Greece was clinging on Tuesday to hope of a last-minute bond swap deal to avoid a messy default after euro zone officials sent talks back to square one by rejecting a final offer from the country's private bondholders.
Athens is desperate for a deal within days to ensure funds from a 130 billion euro rescue plan drawn up by European partners and the International Monetary Fund arrive before 14.5 billion euros bond redemptions fall due in March.
After weeks of haggling with creditors in Athens, euro zone finance ministers in Brussels on Monday dealt a sharp setback to those hopes by rejecting creditors' demand for a 4 percent coupon, or interest rate, on new, longer-dated bonds in exchange for existing debt.
Private sector creditors now have the upper hand in deciding whether Athens will be forced into a hard default that could sow chaos across the global financial system and push other weak euro zone members closer to a default.

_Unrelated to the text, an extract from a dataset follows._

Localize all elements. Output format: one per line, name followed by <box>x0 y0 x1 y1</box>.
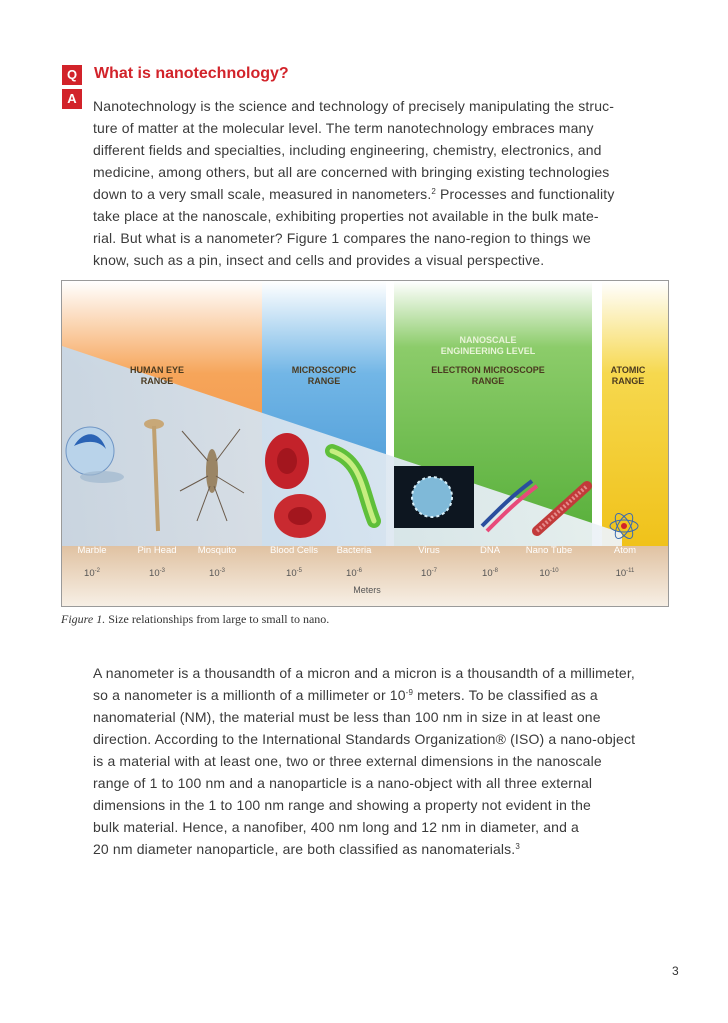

Charles Dallara, the head of the Institute of International Finance negotiating on behalf of creditors, is due to speak in Zurich later on Tuesday after leaving Athens over the weekend.
Greece's top official at the Brussels meeting remained stoic, saying the country had the euro zone's support to complete the debt swap talks in the coming days.
In reality, we are now entering the final stretch, , Finance Minister Evangelos Venizelos said in a statement.
I believe everyone has now realized that Greece must be supported in its effort, which is of vital importance not only for us but for the euro zone as a whole and the global economy.
Asked if there was still hope of a deal, IMF chief Christine Lagarde said she remained positive.
I'm determined to be positive, she told Deutschlandradio Kultur. Political leaders have the instruments and possible measures in order to manage this situation and bring the euro zone back on to a sustainable path.
Conservative leader Antonis Samaras, head of one of three parties backing Greece's technocrat prime minister, told Reuters he expected the talks to be wrapped up by March 5 at the latest and said the country must head to polls as soon as the EU/IMF bailout is finalized.
He set April 8 as the deadline for elections.
PLAN A MODE
With weeks of talks yielding little progress and growing concern that Greece's fast-deteriorating economic prospects mean it will need more aid from partners either way, European policymakers appeared to be more willing to consider the previously taboo option of an involuntary debt swap.
A voluntary swap where both sides agree to the terms of the deal is required to prevent insurance against a Greek debt default from being paid out.
There has been a slight change in mood, but no change in the policy lines pursued, a senior euro zone source told Reuters when asked about the mood among policymakers on Greece.
A second euro zone source confirmed the perception of a shift but cautioned: We are still in Plan A mode.
A source close to the talks said creditors would go towards an involuntary debt swap if there was no agreement by the end of the week -- raising the risk of a messy default.
The bond swap is meant to cut 100 billion euros from Greece's debt burden of over 350 billion, in a bid to ultimately slash its debt from around 160 percent of GDP to a more manageable 120 percent of GDP by 2020.
Sources close to the talks told Reuters on Monday that the impasse in Brussels largely centred on questions of whether the deal would return Greece's debt mountain to levels that European governments believe are sustainable.
Greece and its private creditors had been converging on an agreement that would see private creditors accepting a real loss of 65 to 70 percent, sources close to the talks said after several rounds of talks last week.
At the time, Athens and its creditors were discussing new bonds would likely feature 30-year maturity and a progressive interest rate averaging out at 4 percent, sources said.
Greece is stumbling through its worst post-World War II economic crisis, with unemployment at record highs and frequest protests against austerity measures demanded by its international lenders as a condition for bailout loans.
The country is now in its fifth year of recession.